I knew what I wished I was doing on Christmas Eve: I wished I was in Sawyer Depot, waiting with my mother for Dan to arrive on the midnight train. That’s how our Christmas Eves had been, since my mother had gotten together with Dan. Mother and I would enjoy the Eastmans’ hospitality, and I would exhaust myself with my violent cousins, and Dan would join us after the Christmas Eve performance of The Gravesend Players. He would be tired when he got off the train from Gravesend, at midnight, but everyone in the Eastman house—even my grandmother—would be waiting up for him. Uncle Alfred would fix Dan a “nightcap,” while my mother and Aunt Martha put Noah and Simon and Hester and me to bed.

At a quarter to twelve, Hester and Simon and Noah and I would bundle up and cross the street to the depot; the weather in the north country on a Christmas Eve, at midnight, was not inviting to grown-ups—the grown-ups all approved of letting us kids meet Dan’s train. We liked to be early so we could make plenty of snowballs; the train was always on time—in those days. There were few people on it, and almost no one but Dan got off in Sawyer Depot, where we would pelt him with snowballs.
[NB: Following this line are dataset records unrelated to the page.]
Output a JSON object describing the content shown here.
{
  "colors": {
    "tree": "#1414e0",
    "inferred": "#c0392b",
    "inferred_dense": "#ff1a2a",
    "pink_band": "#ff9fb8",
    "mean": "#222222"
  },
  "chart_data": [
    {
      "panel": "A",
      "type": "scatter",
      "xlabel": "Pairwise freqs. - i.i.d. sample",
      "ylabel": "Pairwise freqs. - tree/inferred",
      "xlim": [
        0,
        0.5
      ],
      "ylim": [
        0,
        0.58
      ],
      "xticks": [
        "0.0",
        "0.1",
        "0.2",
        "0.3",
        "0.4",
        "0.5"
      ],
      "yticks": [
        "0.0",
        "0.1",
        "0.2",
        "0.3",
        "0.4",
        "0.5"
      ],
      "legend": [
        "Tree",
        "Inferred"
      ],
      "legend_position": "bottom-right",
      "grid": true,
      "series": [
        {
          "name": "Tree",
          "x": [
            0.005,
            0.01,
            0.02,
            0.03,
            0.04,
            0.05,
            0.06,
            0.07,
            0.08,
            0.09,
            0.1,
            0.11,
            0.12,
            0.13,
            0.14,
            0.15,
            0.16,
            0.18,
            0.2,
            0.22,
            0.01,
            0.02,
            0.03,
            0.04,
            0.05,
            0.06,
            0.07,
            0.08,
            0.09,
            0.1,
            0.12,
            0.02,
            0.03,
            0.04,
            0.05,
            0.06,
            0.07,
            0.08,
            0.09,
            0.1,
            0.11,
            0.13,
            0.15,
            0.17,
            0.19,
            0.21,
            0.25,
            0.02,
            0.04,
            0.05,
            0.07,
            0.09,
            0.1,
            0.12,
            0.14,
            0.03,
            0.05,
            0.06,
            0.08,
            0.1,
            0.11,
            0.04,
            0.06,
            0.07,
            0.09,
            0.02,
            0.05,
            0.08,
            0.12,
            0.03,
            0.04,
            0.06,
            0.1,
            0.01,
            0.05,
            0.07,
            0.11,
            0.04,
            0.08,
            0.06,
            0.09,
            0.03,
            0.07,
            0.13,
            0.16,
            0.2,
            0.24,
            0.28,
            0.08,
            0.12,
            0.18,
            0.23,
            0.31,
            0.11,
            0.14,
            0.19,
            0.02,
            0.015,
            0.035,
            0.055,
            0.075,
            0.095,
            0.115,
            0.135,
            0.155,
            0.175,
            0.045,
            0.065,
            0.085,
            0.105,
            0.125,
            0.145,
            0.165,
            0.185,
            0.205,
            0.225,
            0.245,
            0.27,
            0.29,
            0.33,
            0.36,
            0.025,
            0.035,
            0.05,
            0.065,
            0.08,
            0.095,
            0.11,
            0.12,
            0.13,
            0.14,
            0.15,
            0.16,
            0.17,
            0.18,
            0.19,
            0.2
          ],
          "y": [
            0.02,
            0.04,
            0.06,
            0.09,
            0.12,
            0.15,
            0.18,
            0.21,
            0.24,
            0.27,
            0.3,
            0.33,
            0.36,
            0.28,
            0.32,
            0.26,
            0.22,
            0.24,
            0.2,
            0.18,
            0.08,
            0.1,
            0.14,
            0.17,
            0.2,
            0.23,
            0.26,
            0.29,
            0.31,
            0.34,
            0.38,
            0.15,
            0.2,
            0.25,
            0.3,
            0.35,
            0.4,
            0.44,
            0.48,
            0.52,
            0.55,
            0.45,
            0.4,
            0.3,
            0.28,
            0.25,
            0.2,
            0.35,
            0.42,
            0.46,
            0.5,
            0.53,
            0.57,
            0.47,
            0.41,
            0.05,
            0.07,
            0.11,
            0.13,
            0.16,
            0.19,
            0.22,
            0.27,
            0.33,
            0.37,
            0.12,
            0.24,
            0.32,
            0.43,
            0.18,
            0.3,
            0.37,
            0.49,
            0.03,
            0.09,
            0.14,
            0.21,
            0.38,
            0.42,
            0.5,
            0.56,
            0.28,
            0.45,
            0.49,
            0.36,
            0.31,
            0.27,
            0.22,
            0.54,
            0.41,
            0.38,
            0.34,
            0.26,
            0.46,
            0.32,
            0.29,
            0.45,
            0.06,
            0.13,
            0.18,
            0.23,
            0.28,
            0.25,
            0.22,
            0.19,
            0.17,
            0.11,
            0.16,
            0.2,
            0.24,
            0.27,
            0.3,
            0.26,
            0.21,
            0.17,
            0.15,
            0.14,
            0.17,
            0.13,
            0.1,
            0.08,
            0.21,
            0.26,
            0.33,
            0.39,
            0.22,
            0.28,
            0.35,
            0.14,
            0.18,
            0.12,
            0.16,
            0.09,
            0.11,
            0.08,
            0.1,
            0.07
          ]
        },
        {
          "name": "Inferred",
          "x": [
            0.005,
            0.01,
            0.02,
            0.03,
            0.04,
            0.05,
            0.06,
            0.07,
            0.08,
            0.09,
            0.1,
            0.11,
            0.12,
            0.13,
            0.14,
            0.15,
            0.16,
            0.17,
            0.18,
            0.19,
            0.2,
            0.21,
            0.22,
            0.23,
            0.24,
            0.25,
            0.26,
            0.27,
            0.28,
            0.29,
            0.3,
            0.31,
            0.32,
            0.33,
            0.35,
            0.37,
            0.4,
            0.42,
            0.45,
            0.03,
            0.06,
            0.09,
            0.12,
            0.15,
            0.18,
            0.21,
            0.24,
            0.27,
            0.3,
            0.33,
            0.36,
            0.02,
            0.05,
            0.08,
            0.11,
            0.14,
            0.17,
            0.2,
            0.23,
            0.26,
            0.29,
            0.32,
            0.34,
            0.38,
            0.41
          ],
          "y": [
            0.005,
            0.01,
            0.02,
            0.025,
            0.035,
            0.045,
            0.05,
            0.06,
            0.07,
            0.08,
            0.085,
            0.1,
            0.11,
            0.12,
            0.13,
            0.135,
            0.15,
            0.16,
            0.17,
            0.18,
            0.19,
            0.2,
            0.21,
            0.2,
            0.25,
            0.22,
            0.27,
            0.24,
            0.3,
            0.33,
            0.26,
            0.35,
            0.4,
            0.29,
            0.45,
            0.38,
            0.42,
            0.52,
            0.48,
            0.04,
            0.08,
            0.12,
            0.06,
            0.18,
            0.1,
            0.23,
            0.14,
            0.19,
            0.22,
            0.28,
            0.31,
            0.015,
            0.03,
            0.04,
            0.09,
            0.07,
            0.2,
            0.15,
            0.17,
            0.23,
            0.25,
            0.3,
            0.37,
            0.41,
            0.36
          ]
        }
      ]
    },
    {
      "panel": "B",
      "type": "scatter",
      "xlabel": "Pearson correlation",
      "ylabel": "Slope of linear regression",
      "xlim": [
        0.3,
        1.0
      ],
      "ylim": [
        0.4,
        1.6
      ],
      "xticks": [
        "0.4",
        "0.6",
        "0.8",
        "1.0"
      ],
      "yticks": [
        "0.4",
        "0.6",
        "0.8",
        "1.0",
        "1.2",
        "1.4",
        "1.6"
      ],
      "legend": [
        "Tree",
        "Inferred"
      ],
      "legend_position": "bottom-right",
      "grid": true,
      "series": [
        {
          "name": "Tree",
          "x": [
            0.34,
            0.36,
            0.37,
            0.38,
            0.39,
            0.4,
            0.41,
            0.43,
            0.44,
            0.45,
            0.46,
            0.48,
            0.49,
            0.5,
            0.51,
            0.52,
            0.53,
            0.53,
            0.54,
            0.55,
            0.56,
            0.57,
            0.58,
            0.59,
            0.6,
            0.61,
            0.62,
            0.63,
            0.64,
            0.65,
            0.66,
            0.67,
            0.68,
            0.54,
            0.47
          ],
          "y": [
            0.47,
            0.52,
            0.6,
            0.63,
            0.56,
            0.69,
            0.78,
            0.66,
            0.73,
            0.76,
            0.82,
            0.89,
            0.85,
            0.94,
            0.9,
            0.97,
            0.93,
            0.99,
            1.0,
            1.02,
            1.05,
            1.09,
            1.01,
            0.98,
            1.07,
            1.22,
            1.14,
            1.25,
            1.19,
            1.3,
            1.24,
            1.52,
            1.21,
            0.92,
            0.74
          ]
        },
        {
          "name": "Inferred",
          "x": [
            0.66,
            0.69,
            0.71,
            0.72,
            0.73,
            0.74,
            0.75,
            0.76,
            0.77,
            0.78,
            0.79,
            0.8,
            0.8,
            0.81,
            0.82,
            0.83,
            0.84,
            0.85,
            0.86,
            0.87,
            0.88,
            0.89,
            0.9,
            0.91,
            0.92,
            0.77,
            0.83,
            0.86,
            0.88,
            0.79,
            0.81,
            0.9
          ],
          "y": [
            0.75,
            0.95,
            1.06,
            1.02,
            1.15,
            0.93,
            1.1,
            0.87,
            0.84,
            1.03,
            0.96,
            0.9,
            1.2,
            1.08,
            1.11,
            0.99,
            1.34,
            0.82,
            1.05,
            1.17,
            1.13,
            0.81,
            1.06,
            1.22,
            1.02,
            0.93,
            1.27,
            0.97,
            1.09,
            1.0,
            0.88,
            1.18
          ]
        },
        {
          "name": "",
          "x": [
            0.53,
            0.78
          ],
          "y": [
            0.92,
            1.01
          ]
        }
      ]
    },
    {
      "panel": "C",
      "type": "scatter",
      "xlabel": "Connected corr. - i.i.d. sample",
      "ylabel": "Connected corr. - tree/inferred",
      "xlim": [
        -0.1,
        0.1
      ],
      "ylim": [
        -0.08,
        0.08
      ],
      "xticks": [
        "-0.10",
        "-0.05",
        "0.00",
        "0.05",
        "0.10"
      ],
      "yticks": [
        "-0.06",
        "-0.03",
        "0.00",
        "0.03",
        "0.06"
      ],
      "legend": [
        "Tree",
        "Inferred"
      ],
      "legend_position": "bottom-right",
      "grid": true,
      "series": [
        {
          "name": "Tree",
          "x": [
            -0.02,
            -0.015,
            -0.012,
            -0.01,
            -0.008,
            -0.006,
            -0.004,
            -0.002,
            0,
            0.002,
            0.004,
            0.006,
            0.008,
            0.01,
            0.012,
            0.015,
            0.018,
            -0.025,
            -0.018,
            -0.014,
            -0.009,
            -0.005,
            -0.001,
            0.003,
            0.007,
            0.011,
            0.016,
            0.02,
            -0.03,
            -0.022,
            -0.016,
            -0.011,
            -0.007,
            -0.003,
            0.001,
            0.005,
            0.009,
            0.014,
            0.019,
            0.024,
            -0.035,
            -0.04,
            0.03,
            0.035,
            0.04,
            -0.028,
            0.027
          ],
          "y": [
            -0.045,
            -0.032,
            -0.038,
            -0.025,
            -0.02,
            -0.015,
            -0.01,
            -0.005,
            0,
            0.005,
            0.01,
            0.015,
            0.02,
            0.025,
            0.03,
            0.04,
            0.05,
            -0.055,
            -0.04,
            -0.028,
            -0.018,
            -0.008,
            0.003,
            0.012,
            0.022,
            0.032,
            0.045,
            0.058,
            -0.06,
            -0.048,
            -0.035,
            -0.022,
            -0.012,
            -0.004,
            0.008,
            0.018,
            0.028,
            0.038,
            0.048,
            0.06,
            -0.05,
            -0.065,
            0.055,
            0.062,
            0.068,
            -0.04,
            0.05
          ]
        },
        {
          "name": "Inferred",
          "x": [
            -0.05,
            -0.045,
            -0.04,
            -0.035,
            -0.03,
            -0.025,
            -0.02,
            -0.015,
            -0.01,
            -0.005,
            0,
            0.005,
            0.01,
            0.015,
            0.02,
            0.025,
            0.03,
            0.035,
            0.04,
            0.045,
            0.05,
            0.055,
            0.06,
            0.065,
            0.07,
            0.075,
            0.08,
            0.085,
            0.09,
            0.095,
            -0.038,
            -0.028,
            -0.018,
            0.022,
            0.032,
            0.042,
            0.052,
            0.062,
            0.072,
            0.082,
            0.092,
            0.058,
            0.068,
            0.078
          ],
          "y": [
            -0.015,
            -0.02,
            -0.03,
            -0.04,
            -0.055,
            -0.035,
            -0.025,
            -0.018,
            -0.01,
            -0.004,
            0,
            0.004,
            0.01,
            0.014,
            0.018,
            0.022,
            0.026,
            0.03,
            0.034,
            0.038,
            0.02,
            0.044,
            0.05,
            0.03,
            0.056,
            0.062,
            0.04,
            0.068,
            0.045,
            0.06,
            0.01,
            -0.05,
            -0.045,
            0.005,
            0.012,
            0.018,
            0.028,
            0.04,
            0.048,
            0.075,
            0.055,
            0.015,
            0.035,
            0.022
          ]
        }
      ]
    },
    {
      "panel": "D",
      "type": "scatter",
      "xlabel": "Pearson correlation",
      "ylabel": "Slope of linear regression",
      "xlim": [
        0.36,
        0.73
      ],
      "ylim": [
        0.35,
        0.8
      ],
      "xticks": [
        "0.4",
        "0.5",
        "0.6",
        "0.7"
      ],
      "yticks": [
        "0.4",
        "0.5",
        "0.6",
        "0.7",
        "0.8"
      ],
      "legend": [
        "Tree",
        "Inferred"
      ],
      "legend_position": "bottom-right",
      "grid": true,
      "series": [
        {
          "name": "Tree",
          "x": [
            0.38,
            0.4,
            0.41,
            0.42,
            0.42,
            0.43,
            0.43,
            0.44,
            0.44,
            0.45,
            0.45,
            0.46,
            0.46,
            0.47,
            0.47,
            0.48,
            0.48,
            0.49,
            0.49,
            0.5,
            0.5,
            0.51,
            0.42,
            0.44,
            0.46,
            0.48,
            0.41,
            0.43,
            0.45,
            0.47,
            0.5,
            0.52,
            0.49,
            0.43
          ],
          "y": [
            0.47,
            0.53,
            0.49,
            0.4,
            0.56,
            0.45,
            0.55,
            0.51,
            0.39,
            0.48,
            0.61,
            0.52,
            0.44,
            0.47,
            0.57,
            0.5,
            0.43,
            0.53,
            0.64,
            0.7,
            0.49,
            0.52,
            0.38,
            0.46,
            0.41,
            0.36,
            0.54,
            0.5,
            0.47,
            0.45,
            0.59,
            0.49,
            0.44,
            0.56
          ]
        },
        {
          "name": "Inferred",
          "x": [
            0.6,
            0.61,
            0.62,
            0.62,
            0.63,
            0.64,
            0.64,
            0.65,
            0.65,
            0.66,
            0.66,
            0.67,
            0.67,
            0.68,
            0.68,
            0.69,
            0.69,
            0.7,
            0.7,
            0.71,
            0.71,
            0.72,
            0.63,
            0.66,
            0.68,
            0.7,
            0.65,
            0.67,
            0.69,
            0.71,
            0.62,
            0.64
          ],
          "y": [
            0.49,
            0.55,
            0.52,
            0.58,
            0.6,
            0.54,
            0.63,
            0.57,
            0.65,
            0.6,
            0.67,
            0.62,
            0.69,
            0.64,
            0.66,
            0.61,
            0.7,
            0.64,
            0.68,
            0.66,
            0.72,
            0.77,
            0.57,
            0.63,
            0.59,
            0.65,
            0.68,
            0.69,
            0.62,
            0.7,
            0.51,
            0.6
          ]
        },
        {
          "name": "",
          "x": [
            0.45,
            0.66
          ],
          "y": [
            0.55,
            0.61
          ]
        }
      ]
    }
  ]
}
As tired as he was, Dan put up a game fight.

Earlier in the evening, my mother and Aunt Martha sang Christmas carols; sometimes my grandmother would join in. We children could remember most of the words to the first verses; it was in the later verses of the carols that my mother and Aunt Martha put their years in the Congregational Church Choir to the test. My mother won that contest; she knew every word to every verse, so that—as a carol progressed—we heard nothing at all from Grandmother, and less and less from Aunt Martha. In the end, my mother got to sing the last verses by herself.

“What a waste, Tabby!” Aunt Martha would say. “It’s an absolute waste of your memory—knowing all those words to the verses no one ever sings!”

“What else do I need my memory for?” my mother asked her sister; the two women would smile at each other—my Aunt Martha coveting that part of my mother’s memory that might tell her the story of who my father was. What really irked Martha about my mother’s total recall of Christmas carols was that my mother got to sing those last verses solo; even Uncle Alfred would stop what he was doing—just to listen to my mother’s voice.